Solomon started his stores in Sacramento but quickly expanded to more than two dozen locations including San Francisco, Los Angeles, and as far away as Sapporo, Japan. His music stores became popular gathering spots for stars and music enthusiasts browsing old tunes and new hits. Then, about a decade ago, Solomon fell on hard times, eventually declaring bankruptcy.
When Stewart asked Solomon what sustained him through the soaring success and devastating defeat, he exclaimed, “what an interesting question.” Then he went on to say in the interview that the answer is a little odd. “I think it was my dad,” said Solomon. “My dad always said it would be alright.” Solomon continued in reference to his dad, “See, I showed ya.” Use this link to watch the Rob on the Road featuring Solomon’s final interview.

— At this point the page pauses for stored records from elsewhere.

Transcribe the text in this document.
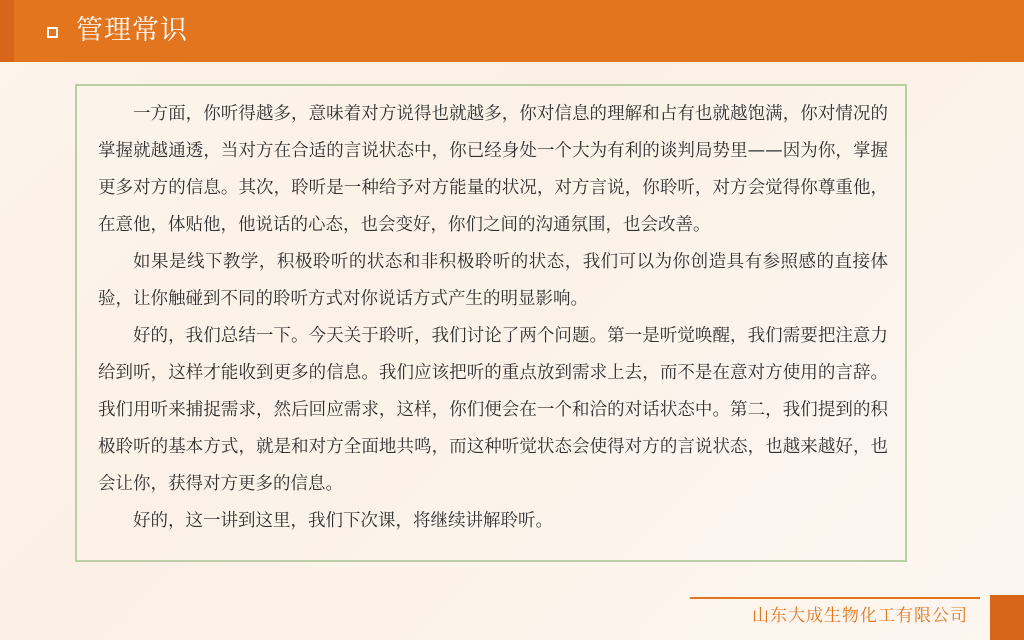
管理常识

一方面，你听得越多，意味着对方说得也就越多，你对信息的理解和占有也就越饱满，你对情况的掌握就越通透，当对方在合适的言说状态中，你已经身处一个大为有利的谈判局势里——因为你，掌握更多对方的信息。其次，聆听是一种给予对方能量的状况，对方言说，你聆听，对方会觉得你尊重他，在意他，体贴他，他说话的心态，也会变好，你们之间的沟通氛围，也会改善。

如果是线下教学，积极聆听的状态和非积极聆听的状态，我们可以为你创造具有参照感的直接体验，让你触碰到不同的聆听方式对你说话方式产生的明显影响。

好的，我们总结一下。今天关于聆听，我们讨论了两个问题。第一是听觉唤醒，我们需要把注意力给到听，这样才能收到更多的信息。我们应该把听的重点放到需求上去，而不是在意对方使用的言辞。我们用听来捕捉需求，然后回应需求，这样，你们便会在一个和洽的对话状态中。第二，我们提到的积极聆听的基本方式，就是和对方全面地共鸣，而这种听觉状态会使得对方的言说状态，也越来越好，也会让你，获得对方更多的信息。

好的，这一讲到这里，我们下次课，将继续讲解聆听。

山东大成生物化工有限公司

After declaring bankruptcy at the age of 81, Solomon reinvigorated his lifelong passion for photography with a 2015 show at Sacramento City College called Legends of Sacramento. Among the portraits, one of Sacramento television news legend, Stan Atkinson. “This portrait was one of the best I always thought,” Atkinson said. “He could have had another career!”
Solomon was an alum of Sacramento City College, studying photography and working on the school newspaper, which, at the time, was called The Pony Express. Two years ago, the Solomon family set up a scholarship program for photography students.
Solomon touched the lives of so many. Sacramento broadcast personality Kitty O’Neal said that Solomon not only had a profound impact on the music industry and the way music was bought and sold, he also remained very humble. “He was approachable and dedicated to his hometown,” O’Neal said.